Now, we're ready to write this cleaned version to a new csv file, so we can use this in other jupyter notebooks

In [12]:
df_median_income.to_json('Data/Clean_Data/median_household_income_normalized.json')

Our one last check is to see that it was correctly written:

In [13]:
pd.read_json('Data/Clean_Data/median_household_income_normalized.json').set_index('State')

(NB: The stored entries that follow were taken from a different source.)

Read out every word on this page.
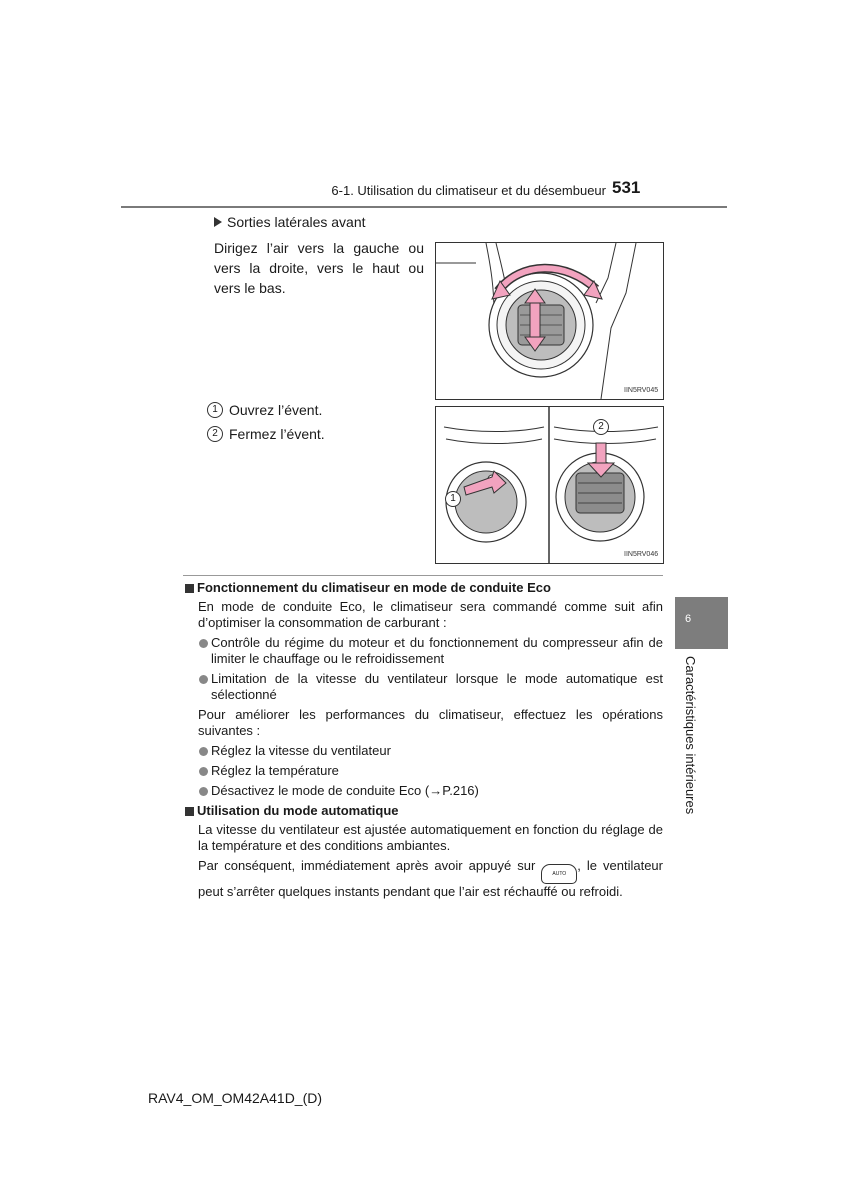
6-1. Utilisation du climatiseur et du désembueur 531
6
Caractéristiques intérieures
Sorties latérales avant
Dirigez l’air vers la gauche ou vers la droite, vers le haut ou vers le bas.
IIN5RV045
1 Ouvrez l’évent.
2 Fermez l’évent.
1
2
IIN5RV046
Fonctionnement du climatiseur en mode de conduite Eco
En mode de conduite Eco, le climatiseur sera commandé comme suit afin d’optimiser la consommation de carburant :
Contrôle du régime du moteur et du fonctionnement du compresseur afin de limiter le chauffage ou le refroidissement
Limitation de la vitesse du ventilateur lorsque le mode automatique est sélectionné
Pour améliorer les performances du climatiseur, effectuez les opérations suivantes :
Réglez la vitesse du ventilateur
Réglez la température
Désactivez le mode de conduite Eco (→P.216)
Utilisation du mode automatique
La vitesse du ventilateur est ajustée automatiquement en fonction du réglage de la température et des conditions ambiantes.
Par conséquent, immédiatement après avoir appuyé sur AUTO, le ventilateur peut s’arrêter quelques instants pendant que l’air est réchauffé ou refroidi.
RAV4_OM_OM42A41D_(D)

Unnamed: 0_level_0,1984 (19),1985 (20),1986,1987 (21),1988,1989,1990,1991,1992 (22),1993 (23),...,2008,2009 (36),2010 (37),2011,2012,2013 (38),2013 (39),2014,2015,2016
State,Unnamed: 1_level_1,Unnamed: 2_level_1,Unnamed: 3_level_1,Unnamed: 4_level_1,Unnamed: 5_level_1,Unnamed: 6_level_1,Unnamed: 7_level_1,Unnamed: 8_level_1,Unnamed: 9_level_1,Unnamed: 10_level_1,Unnamed: 11_level_1,Unnamed: 12_level_1,Unnamed: 13_level_1,Unnamed: 14_level_1,Unnamed: 15_level_1,Unnamed: 16_level_1,Unnamed: 17_level_1,Unnamed: 18_level_1,Unnamed: 19_level_1,Unnamed: 20_level_1,Unnamed: 21_level_1
United States,49335,50258,52068,52690,53124,54042,53350,51791,51390,51116,...,56076,55683,54245,53401,53331,53518,55214,54398,57230,59039
D.C.,44918,44849,50866,55508,52180,50015,48805,51377,50738,44675,...,61970,59446,62669,58946,68206,62519,61882,69219,70956,70982
Florida,43547,45417,47785,49512,49575,48768,47545,46851,45877,46713,...,50005,51045,48510,48121,48161,49341,50007,46777,49442,51176
Georgia,43985,44791,50966,54010,51838,51492,49106,46782,48306,51807,...,51532,48483,48566,49047,50304,48881,48420,50239,51410,53527
Hawaii,63558,61627,60655,70807,64440,65500,69346,64032,70642,69803,...,68581,62252,65543,62995,58815,63274,66187,72206,65329,72133
Idaho,46423,44178,43393,41962,45758,46092,45086,44898,46472,50738,...,52862,52328,51795,50633,50096,53340,49940,54175,52276,56564
Illinois,52278,52922,55444,54758,57610,58517,57980,54814,52925,53760,...,59366,59143,55844,54023,54085,58934,55576,55674,61176,61386
Indiana,50117,48251,47532,45529,51306,48418,47978,46570,47858,48227,...,51859,49562,50792,47417,48252,52089,50958,48723,52640,56094
Iowa,43718,44531,46969,44863,47426,49104,48619,49087,48215,46898,...,55897,56739,53959,53577,55866,56522,61984,58608,61624,59094
Kansas,54208,48492,50037,51723,49887,50220,53303,50363,50904,48710,...,53372,50023,50698,49233,52271,53050,49273,54182,55558,56810


Looks like we are all good. You can use the above line to import the dataframe into your own code.

The only caveat that this table still has is there are duplicate year columns. Namely 2013. My guess is that when this data was collected there was some controversy over which set of records was more accurate. So, I left them both in.